Pour charmer les longueurs de l’attente, l’invité s’amusa à regarder les toiles, les albums et les objets rares dont les étagères étaient garnies, quand, tout à coup, apercevant un petit livre dissimulé derrière les coussins d’un divan, il l’ouvrit au hasard, croyant y trouver un recueil de poésies.

À sa grande surprise, il y lut des notes écrites de la main de madame Necker, sur tous les sujets dont elle s’était proposée de parler ce soir-là.

Chaque invité y était spécialement mentionné, ainsi que le sujet convenant à son goût et à ses aptitudes.

Le nom de M. Chastellard figurait aussi sur la liste, mais il n’eut pas le temps de connaître la nuance que l’on devait observer vis à-vis de lui, car, en ce moment, un léger frou-frou annonça l’arrivée de la maîtresse de maison et le petit volume fut prestement remis à sa place.

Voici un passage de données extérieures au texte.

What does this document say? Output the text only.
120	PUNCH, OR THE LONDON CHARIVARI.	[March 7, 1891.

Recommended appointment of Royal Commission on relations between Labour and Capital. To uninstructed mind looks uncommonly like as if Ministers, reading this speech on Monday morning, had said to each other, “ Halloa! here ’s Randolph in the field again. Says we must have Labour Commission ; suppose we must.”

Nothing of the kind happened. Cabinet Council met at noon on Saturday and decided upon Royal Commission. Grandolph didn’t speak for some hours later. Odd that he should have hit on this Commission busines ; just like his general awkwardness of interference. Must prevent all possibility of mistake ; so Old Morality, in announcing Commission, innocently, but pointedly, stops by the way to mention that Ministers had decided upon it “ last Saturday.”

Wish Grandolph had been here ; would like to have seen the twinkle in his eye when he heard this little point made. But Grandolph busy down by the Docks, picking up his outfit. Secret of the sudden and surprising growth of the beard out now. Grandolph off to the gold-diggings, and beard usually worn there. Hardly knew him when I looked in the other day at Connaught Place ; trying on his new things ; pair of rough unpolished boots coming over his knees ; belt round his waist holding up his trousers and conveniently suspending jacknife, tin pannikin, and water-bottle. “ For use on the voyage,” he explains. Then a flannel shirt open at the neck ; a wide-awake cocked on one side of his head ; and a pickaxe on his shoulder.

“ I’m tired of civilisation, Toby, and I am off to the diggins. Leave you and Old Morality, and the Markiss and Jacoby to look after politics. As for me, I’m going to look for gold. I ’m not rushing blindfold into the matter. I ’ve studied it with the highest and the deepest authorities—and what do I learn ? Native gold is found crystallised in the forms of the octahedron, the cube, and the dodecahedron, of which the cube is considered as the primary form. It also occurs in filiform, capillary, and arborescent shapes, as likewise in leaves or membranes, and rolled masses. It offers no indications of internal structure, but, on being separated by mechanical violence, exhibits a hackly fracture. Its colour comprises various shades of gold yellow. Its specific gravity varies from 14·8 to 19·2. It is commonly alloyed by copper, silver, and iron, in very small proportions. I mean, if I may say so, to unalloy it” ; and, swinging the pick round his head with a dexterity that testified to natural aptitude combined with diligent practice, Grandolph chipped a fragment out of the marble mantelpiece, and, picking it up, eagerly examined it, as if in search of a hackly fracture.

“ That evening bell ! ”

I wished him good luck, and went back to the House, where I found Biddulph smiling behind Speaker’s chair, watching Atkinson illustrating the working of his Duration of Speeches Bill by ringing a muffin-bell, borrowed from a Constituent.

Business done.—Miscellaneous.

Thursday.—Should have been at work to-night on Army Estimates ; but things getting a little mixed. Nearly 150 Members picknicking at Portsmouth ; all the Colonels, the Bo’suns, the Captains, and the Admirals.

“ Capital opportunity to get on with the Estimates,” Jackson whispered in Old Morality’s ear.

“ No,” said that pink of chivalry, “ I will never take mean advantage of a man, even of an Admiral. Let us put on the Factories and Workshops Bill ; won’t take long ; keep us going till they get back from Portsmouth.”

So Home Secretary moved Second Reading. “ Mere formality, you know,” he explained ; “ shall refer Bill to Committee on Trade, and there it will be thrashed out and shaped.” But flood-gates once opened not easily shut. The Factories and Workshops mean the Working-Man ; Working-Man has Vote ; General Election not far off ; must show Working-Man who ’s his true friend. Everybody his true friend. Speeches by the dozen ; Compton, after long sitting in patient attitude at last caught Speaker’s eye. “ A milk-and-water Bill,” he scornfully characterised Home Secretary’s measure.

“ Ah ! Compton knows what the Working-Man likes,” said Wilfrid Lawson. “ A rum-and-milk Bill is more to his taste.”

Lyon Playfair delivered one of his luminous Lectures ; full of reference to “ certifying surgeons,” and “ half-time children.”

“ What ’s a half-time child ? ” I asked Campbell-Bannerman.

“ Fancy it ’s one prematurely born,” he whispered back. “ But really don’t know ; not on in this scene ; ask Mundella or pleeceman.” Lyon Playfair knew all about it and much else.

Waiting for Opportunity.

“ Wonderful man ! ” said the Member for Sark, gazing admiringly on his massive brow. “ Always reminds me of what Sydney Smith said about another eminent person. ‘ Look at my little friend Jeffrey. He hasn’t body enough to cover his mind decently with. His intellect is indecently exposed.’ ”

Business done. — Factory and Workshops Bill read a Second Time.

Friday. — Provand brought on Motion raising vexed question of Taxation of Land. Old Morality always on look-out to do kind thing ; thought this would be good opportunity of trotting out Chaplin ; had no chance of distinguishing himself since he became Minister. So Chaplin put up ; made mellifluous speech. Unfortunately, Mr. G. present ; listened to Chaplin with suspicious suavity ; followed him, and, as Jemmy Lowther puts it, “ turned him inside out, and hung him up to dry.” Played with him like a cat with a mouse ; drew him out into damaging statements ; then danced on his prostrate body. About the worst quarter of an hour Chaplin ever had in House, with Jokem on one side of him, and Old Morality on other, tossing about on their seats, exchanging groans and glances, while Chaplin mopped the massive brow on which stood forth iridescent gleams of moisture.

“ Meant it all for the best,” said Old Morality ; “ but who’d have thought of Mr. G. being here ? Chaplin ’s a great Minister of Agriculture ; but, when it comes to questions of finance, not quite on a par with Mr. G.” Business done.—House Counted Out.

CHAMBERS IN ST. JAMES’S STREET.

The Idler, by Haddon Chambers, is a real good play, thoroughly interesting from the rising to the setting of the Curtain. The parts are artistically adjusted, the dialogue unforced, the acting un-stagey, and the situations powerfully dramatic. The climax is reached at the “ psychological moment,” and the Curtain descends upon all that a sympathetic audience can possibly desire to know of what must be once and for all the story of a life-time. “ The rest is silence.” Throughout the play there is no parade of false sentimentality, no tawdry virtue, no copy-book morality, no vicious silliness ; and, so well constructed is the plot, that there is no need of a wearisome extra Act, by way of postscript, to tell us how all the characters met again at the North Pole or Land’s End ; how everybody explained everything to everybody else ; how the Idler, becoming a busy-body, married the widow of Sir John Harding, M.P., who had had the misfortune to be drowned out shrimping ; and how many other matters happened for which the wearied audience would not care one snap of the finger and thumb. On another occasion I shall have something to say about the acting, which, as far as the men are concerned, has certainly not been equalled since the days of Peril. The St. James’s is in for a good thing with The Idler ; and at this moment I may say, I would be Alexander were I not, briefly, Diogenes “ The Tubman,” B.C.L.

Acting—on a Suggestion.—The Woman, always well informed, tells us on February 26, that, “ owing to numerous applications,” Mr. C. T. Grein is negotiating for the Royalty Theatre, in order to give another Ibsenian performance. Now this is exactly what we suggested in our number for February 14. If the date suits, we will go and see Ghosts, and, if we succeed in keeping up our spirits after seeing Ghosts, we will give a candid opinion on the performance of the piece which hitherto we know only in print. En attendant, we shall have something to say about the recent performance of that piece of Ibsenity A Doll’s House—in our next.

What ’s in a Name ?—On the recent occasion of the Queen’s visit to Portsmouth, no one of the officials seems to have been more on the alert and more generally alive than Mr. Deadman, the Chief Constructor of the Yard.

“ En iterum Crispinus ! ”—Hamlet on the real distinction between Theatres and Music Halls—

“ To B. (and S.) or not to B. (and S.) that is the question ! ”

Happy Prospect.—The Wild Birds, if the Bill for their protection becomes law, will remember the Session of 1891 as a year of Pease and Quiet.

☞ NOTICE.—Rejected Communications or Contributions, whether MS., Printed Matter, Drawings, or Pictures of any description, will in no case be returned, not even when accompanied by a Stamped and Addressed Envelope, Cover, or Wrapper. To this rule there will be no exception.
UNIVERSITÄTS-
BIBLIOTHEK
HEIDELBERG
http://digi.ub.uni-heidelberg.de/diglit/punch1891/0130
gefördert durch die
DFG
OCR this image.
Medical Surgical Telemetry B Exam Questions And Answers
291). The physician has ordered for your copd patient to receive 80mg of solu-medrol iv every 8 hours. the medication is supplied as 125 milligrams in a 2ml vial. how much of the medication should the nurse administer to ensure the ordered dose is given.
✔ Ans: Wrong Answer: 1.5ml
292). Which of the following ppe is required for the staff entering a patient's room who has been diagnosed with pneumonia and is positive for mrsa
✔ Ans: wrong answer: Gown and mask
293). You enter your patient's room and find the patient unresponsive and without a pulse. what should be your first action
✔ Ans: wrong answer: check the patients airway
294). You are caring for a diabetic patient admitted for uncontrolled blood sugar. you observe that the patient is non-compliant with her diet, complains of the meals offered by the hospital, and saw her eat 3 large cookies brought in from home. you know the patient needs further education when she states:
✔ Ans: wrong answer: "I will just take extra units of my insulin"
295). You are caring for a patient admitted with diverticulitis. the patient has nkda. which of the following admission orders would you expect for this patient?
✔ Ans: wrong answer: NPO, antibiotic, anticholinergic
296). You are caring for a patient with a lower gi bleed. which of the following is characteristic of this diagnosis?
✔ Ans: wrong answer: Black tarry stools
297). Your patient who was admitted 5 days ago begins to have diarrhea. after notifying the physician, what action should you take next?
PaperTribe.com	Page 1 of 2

Si une femme aussi remarquablement douée que madame Necker apportait tant de soin à se rendre agréable à ses hôtes, il faut que la conversation, soit un art bien difficile, en vérité, et nécessitant une étude de tous les instants.

Il ne suffit pas de parler, en effet. La parole est assez facile aux femmes, — du moins chacun le dit, — et ce serait grand dommage que ce flux proverbial roulât toujours sur un désert d’idées.

Madame Juliette Adam avait résolu, l’hiver dernier, de n’inviter à ses réceptions que les bons causeurs et les bonnes causeuses.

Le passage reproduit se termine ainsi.